Synthesis of a Dimeric Base-Stabilized Cobaltosilylene Complex for Catalytic C-H Bond Functionalization and C-C Bond Formation.

The synthesis of a dimeric base-stabilized cobaltosilylene complex and its catalytic reactions are described. Treatment of the amidinato silicon(I) dimer [LSi:]2 (1; L=PhC(NtBu)2 ) with CoBr2 in toluene for 10 days afforded the dimeric amidinato cobaltosilylene [(LSi)μ-{CoBr(LSiBr)}]2 (2), which is speculated to proceed via "LSiCoBr" and "LSiBr" intermediates in the reaction.

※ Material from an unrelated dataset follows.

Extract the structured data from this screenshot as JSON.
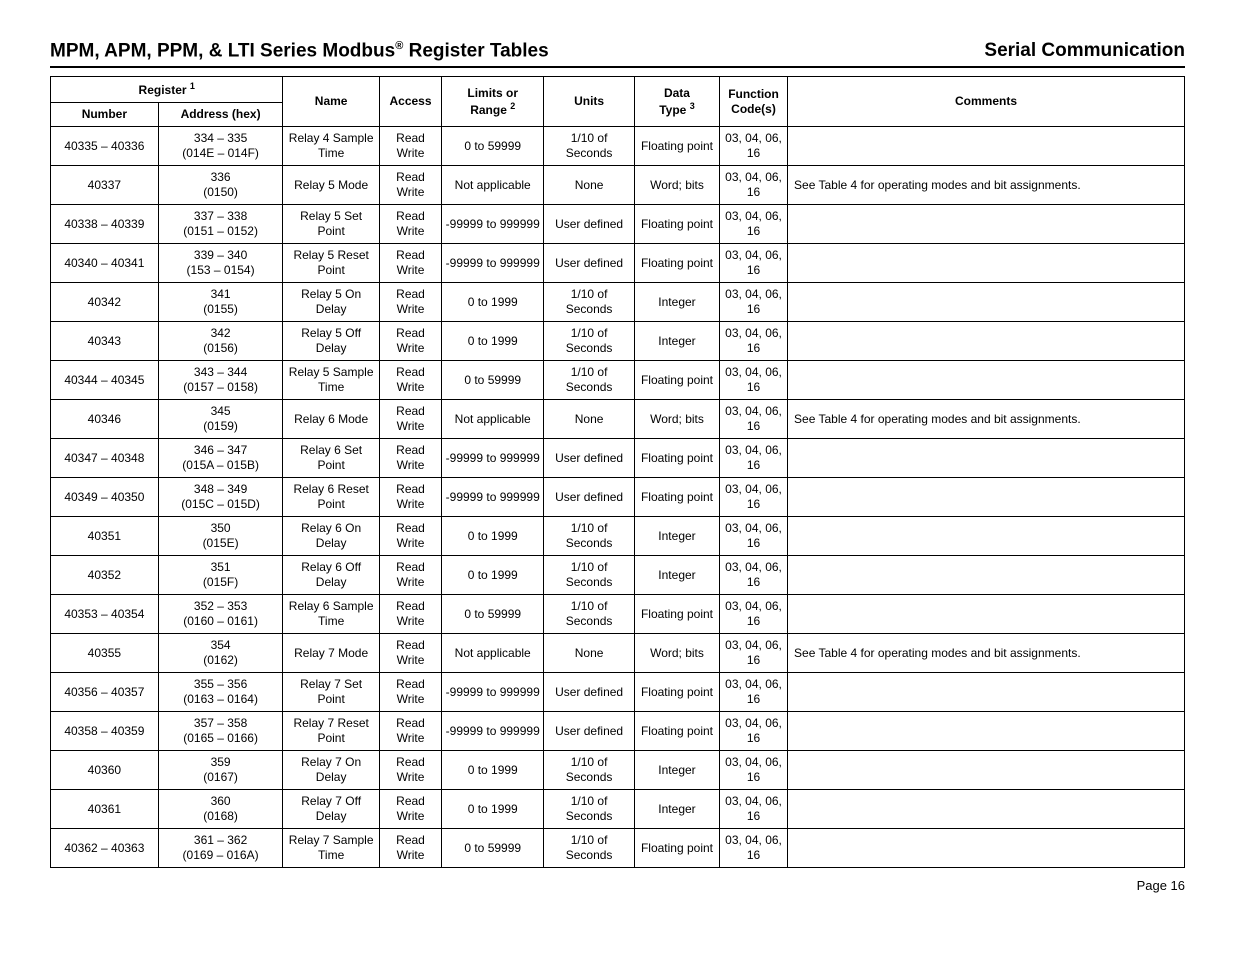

Compound 2 is paramagnetic, with an effective magnetic moment of 2.8 μB. Its electronic structure was elucidated by single-crystal X-ray crystallography and DFT studies. It was capable of catalyzing C-H bond functionalization, in which a combination of 2, phosphine and MeMgI can regio- and stereoselectively promoted the addition of the C≡C triple bonds in alkynes to the ortho-C-H position in arylpyridines. In addition, compound 2 catalyzed Kumada-type coupling reactions between aryl chlorides and the Grignard reagent 2-mesitylmagnesium bromide.